YingfanWang/PaCMAP

Early stopping in third phase of training

nfultz opened this issue · 1 comments

My current data set had a trace is below. I believe that the fit would have been essentially identical if the training had ended a hundred iterations early.

So it could be very practical to also specify a stopping condition in terms of a minimum improvement (instead of just a fixed number of iterations), especially for use cases where the training function is called repeatedly for hyperparam tuning.

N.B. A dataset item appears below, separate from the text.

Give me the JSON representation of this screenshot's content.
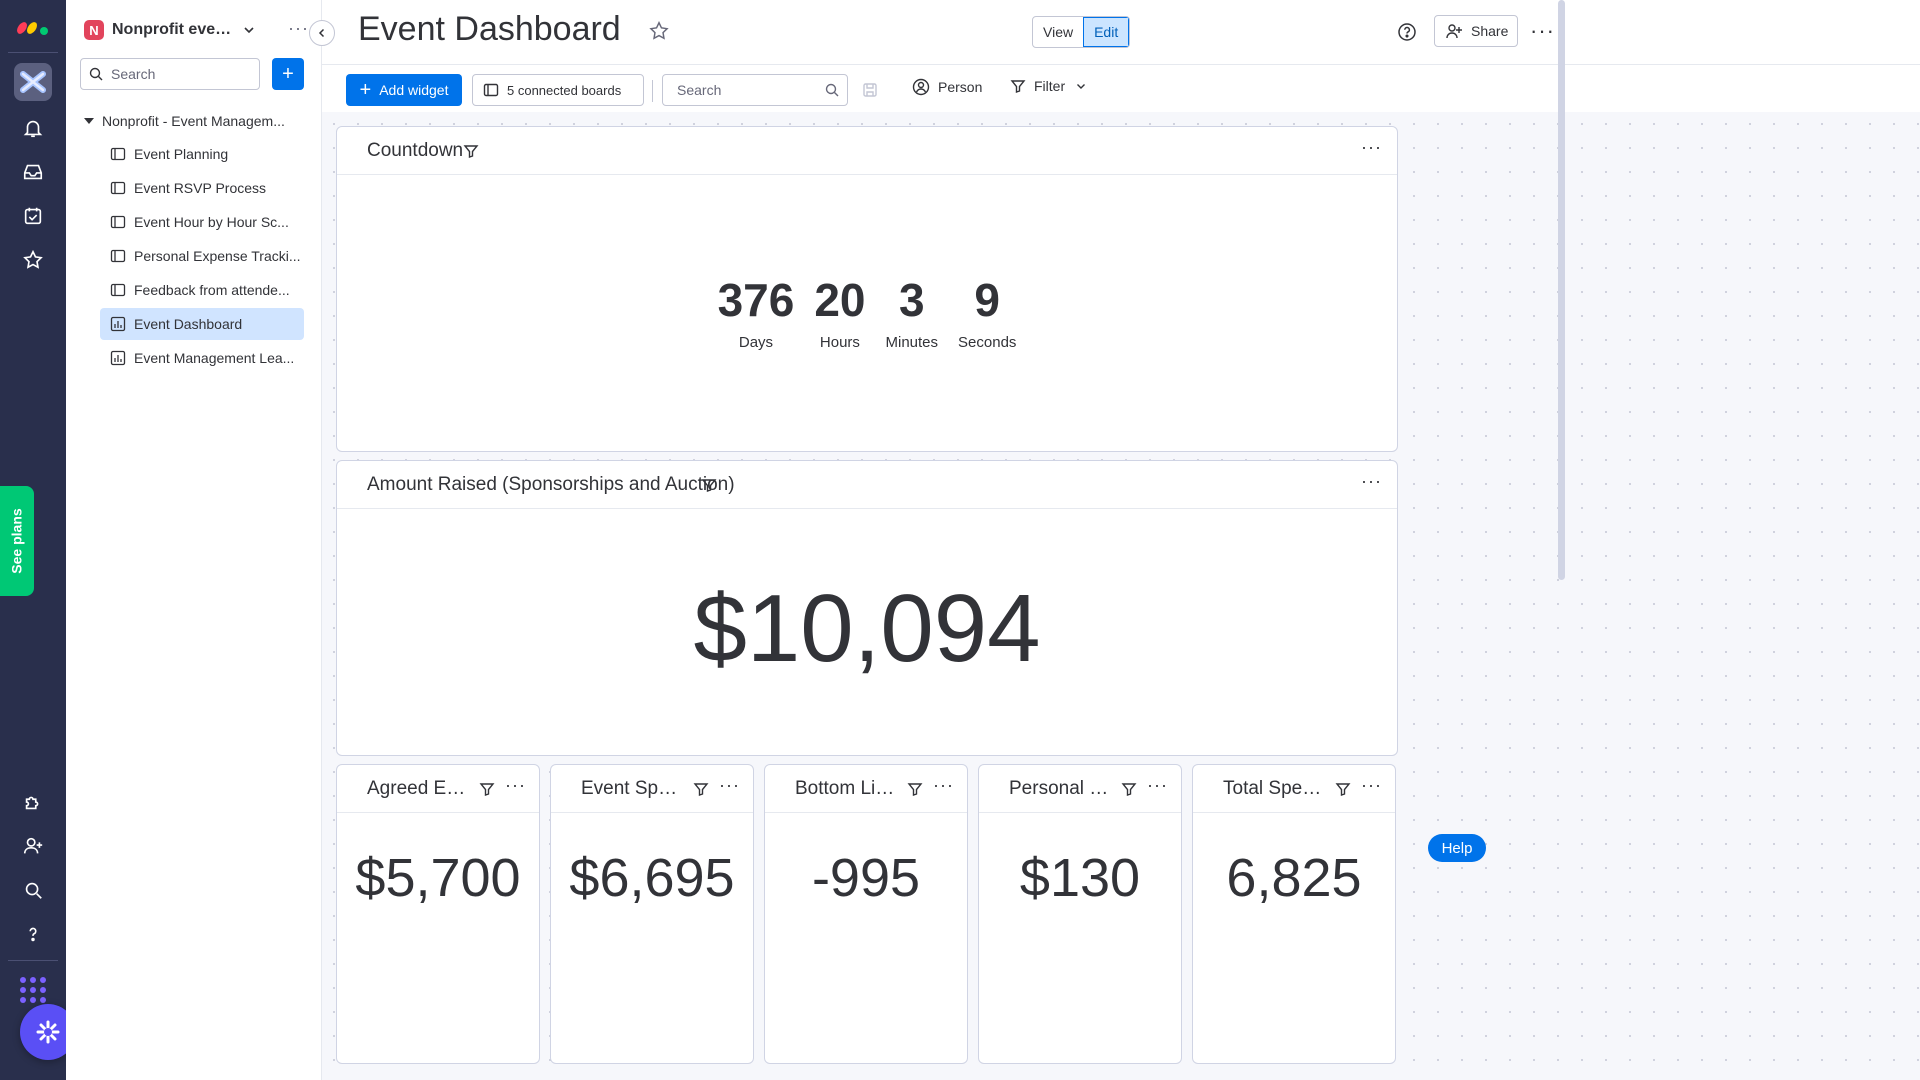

Initial Loss: 221937.015625
Iteration:   10, Loss: 2350144.000000
Iteration:   20, Loss: 402674.156250
Iteration:   30, Loss: 240955.015625
Iteration:   40, Loss: 197510.812500
Iteration:   50, Loss: 153939.875000
Iteration:   60, Loss: 129958.703125
Iteration:   70, Loss: 117012.429688
Iteration:   80, Loss: 107633.703125
Iteration:   90, Loss: 98910.828125
Iteration:  100, Loss: 88535.101562
Iteration:  110, Loss: 160596.593750
Iteration:  120, Loss: 146496.093750
Iteration:  130, Loss: 138674.703125
Iteration:  140, Loss: 134762.906250
Iteration:  150, Loss: 132901.375000
Iteration:  160, Loss: 132175.421875
Iteration:  170, Loss: 132131.562500
Iteration:  180, Loss: 132340.203125
Iteration:  190, Loss: 132734.750000
Iteration:  200, Loss: 133220.187500
Iteration:  210, Loss: 60164.875000
Iteration:  220, Loss: 54855.210938
Iteration:  230, Loss: 53705.199219
Iteration:  240, Loss: 53232.484375
Iteration:  250, Loss: 53050.156250
Iteration:  260, Loss: 52986.171875
Iteration:  270, Loss: 52963.117188
Iteration:  280, Loss: 52954.531250
Iteration:  290, Loss: 52950.292969
Iteration:  300, Loss: 52948.816406
Iteration:  310, Loss: 52948.343750
Iteration:  320, Loss: 52947.710938
Iteration:  330, Loss: 52947.429688
Iteration:  340, Loss: 52947.203125
Iteration:  350, Loss: 52947.214844
Iteration:  360, Loss: 52947.093750
Iteration:  370, Loss: 52946.875000
Iteration:  380, Loss: 52946.687500
Iteration:  390, Loss: 52946.578125
Iteration:  400, Loss: 52946.523438
Iteration:  410, Loss: 52946.421875
Iteration:  420, Loss: 52946.429688
Iteration:  430, Loss: 52946.238281
Iteration:  440, Loss: 52946.078125
Iteration:  450, Loss: 52945.914062
Elapsed time: 447.48s
CPU times: user 10min 29s, sys: 17.6 s, total: 10min 46s
Wall time: 7min 46s

This is an interesting idea. Given the way the loss has been constructed, it will take some time to find a good threshold for early stopping that works for most of the use cases. I think on most datasets, 350 iterations will be sufficient, so it could be used as a temporary workaround for your scenario.